Our community garden is currently being rebuilt. As we “begin
again,” we are trying to keep the new community garden
completely free of dangerous pesticides and fertilizers.
We have been utilizing the information on your website so
that our gardeners can be educated on the adverse health effects
of chemicals they have used in our community garden in the
past. Our request is this: Could you please help us find websites
that list organic fertilizers? One of the big issues we are
dealing with as we educate each other in our garden is the
use of fertilizers. We need to completely “switch over”
to safe products and safe methods. One website that we found
with a particularly useful list was called www.beyondpesticides.org.
Do you know of others? The Welcome Project is a community
organization that helps people feel welcome when they move
here and become part of the community. We offer many services,
one of which is the community garden.
Thank you very much for all of your help,
Roberta Hayes
and Armina Nguyen
Massachusetts
DEAR ROBERTA
AND ARMINA:
Organic gardening, like organic farming, is not about input
substitution—simply trading packaged chemical inputs
for packaged "natural" ones—but about creating
a diverse and resilient system above and below the ground—from
insects and plants to soil micro-organisms—where "good"
bugs and "bad" bugs keep each other in balance and
diseases have a hard time gaining a foothold. Plants grown
in healthy soil fortified with compost and other incorporated
plant materials are more resistent to pests and diseases.
Products—soap sprays, fertilizers and what have you—should
always be used as a last resort. Instead utilize cover crops,
nitrogen-fixing food crops such as peas, composted kitchen
scraps or municipal compost and plant residues to feed your
crops.
We say: "Feed the soil and let the soil feed the plant."
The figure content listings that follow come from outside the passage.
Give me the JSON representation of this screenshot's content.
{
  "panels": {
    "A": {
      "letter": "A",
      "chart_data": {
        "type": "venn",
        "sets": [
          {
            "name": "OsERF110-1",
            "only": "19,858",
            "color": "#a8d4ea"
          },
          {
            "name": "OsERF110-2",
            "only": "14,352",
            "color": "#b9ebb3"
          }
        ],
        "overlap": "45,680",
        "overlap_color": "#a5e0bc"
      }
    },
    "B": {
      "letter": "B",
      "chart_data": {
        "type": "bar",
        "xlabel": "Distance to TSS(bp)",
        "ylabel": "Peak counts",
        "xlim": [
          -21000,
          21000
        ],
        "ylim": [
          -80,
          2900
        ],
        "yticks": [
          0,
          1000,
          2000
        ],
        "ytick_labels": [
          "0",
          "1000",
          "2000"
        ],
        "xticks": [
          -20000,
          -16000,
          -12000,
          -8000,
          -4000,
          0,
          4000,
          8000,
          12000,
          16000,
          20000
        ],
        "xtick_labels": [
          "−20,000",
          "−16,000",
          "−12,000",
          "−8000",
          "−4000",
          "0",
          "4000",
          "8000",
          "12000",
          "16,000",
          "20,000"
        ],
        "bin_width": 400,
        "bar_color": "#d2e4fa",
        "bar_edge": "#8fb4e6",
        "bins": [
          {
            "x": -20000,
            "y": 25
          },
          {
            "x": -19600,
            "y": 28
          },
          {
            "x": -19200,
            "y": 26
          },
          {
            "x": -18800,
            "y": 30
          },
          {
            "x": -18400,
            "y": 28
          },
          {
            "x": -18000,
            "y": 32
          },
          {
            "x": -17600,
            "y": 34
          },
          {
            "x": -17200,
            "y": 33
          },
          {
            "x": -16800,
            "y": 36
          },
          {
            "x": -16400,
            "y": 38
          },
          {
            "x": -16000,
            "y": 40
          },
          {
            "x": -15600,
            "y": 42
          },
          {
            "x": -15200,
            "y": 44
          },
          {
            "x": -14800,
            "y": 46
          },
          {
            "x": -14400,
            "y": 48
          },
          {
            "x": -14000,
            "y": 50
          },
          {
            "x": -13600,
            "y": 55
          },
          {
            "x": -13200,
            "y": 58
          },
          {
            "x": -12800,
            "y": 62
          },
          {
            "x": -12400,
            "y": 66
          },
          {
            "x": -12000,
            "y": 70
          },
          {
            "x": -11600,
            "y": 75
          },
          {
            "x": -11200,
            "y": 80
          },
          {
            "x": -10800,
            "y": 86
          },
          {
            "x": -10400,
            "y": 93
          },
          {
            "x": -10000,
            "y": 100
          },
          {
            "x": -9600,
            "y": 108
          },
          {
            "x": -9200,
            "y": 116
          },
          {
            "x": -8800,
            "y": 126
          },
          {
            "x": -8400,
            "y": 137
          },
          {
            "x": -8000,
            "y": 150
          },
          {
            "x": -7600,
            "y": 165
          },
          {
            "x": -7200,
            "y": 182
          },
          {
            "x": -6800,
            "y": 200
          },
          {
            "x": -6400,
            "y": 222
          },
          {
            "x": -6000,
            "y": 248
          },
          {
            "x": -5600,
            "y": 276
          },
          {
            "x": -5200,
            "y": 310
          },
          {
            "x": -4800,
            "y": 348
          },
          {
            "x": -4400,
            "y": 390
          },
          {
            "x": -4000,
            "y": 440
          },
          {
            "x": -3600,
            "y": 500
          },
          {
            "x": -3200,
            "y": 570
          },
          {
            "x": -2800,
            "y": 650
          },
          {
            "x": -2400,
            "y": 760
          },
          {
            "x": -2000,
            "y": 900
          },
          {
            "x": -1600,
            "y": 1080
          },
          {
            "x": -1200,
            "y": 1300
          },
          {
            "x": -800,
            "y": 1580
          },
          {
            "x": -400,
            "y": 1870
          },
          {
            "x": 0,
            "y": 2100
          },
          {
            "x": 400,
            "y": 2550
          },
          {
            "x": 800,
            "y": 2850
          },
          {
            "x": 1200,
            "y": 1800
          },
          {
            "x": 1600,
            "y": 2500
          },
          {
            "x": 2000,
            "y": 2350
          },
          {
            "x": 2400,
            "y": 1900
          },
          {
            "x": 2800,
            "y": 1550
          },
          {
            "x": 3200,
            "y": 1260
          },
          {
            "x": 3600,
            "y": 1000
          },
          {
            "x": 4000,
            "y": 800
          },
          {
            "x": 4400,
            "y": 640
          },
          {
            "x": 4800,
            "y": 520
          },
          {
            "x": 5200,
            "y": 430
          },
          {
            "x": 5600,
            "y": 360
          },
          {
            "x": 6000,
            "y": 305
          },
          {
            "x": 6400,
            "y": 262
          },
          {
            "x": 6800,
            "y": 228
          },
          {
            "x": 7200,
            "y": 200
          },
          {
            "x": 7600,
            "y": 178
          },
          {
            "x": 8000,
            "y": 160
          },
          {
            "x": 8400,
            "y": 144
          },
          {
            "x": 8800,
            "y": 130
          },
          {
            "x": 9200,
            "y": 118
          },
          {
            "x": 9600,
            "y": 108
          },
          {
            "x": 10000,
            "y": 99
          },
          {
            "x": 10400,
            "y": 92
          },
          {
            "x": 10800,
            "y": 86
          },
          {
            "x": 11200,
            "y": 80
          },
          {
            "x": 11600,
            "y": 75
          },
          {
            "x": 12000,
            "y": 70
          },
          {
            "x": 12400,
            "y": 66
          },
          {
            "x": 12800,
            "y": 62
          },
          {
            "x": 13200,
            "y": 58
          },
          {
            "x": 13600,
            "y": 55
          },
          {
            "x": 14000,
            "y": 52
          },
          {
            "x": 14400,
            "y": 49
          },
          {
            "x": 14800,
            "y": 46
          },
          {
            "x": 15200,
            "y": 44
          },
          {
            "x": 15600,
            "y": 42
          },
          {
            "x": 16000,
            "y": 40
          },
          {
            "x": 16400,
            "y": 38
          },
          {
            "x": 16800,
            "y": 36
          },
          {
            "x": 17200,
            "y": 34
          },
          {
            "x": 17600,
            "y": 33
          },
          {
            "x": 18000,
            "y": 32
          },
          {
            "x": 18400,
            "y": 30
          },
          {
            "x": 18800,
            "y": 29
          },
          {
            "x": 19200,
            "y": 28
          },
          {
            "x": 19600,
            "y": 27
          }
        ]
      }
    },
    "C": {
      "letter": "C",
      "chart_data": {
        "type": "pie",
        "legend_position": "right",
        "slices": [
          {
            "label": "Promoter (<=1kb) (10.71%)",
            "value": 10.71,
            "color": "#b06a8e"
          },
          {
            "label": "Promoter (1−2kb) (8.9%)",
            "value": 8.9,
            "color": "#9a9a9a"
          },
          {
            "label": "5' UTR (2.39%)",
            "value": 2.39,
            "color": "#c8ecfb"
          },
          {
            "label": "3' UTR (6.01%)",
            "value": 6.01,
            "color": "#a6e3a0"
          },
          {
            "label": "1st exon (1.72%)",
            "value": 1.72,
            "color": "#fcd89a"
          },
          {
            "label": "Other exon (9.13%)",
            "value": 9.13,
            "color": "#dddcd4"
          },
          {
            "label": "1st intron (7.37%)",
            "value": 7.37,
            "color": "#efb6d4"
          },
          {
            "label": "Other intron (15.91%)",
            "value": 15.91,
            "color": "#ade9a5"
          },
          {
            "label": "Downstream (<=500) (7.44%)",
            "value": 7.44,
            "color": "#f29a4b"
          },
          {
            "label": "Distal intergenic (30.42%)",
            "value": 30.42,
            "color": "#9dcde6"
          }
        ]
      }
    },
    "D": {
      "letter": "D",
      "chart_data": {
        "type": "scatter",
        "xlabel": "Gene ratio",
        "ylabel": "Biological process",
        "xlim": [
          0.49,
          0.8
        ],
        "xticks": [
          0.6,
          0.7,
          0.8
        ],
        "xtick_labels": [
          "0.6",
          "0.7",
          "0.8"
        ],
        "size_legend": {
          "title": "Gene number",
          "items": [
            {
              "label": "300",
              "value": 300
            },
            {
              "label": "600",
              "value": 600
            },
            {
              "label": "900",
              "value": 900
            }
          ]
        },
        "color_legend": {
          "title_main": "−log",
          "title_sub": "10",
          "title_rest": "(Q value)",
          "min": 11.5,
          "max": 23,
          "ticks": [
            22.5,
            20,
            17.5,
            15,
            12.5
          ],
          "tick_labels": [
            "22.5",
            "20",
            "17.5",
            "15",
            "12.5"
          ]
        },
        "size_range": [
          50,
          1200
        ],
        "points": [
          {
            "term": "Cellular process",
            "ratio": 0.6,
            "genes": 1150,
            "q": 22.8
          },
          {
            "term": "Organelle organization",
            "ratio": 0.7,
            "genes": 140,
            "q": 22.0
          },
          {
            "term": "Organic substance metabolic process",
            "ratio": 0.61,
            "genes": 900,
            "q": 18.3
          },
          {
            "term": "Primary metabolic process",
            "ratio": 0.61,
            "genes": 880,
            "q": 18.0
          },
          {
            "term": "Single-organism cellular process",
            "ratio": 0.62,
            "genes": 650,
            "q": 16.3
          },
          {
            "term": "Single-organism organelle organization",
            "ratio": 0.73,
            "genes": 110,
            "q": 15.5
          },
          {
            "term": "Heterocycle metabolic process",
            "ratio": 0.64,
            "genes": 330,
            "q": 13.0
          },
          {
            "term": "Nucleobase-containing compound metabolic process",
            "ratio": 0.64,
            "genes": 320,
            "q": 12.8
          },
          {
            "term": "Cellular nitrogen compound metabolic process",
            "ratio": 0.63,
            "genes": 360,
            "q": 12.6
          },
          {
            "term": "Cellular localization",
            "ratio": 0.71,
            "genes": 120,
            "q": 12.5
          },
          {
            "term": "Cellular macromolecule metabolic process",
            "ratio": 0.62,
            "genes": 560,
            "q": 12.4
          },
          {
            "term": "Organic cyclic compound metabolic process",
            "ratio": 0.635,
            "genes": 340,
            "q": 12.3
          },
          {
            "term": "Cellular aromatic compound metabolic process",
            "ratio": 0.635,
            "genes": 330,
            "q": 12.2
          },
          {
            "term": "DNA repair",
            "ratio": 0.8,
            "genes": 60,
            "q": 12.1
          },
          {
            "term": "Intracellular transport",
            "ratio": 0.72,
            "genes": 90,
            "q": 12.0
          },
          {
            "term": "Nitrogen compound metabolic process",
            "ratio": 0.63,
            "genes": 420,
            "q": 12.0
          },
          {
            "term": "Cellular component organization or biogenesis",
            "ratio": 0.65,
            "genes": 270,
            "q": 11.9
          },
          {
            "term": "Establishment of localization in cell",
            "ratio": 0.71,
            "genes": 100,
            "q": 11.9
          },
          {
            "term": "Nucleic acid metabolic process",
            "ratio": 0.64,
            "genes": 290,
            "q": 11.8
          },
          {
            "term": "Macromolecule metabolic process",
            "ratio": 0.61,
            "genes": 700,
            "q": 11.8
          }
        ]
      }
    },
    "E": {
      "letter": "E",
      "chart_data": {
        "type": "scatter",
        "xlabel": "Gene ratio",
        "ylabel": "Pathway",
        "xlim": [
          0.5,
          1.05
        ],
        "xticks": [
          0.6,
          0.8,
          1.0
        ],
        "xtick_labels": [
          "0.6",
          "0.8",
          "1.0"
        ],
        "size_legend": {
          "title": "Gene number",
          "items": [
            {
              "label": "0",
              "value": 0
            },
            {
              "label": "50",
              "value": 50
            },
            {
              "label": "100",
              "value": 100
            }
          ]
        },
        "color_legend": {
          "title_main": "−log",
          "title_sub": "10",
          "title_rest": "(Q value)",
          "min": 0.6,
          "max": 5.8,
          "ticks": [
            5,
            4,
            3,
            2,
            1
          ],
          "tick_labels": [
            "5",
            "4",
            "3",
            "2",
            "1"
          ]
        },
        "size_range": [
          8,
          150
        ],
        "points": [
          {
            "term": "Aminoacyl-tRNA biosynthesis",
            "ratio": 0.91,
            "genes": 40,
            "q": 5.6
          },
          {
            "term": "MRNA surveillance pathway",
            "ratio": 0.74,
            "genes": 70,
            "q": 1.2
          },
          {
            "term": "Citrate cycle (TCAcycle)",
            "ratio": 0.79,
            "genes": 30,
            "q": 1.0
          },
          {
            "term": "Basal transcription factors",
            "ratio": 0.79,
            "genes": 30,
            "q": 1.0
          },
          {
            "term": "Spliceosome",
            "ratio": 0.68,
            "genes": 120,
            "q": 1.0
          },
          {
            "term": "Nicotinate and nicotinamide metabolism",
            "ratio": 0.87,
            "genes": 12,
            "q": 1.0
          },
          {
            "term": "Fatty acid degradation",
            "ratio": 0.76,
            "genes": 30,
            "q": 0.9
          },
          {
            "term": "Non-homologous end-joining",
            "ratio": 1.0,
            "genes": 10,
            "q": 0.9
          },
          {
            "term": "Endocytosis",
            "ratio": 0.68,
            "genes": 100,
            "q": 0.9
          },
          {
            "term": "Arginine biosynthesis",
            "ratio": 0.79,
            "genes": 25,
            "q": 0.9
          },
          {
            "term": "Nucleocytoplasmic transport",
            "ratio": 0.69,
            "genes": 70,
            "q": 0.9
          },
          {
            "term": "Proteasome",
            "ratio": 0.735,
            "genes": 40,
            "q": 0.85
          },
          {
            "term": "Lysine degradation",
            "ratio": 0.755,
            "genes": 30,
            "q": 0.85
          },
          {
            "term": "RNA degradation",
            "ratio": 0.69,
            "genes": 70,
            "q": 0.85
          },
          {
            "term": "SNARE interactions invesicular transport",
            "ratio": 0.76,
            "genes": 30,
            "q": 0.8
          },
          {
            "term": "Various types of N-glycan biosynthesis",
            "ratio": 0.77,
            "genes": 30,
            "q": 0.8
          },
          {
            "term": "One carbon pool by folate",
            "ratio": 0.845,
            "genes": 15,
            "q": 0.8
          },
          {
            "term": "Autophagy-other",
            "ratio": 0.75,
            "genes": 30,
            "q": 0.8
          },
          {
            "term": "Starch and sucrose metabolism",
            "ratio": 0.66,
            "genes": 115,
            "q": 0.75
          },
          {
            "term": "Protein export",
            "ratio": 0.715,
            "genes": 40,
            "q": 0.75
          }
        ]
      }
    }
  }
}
Concentrated and packaged fertilizers—organic or otherwise—tend
to be a quick, expensive fix and subject to runoff that pollutes
our waterways.
If you want to know what products are allowable under the
national Organic Rule, you can consult OMRI (the Organic Materials
Review Institute): www.omri.org.
Another helpful site for organic production is ATTRA, particularly
its area for horticultural crops: www.attra.org/horticultural.html.
Organic Gardening magazine is also a big supporter of community
gardens and offers a wonderful web resource at www.organicgardening.com.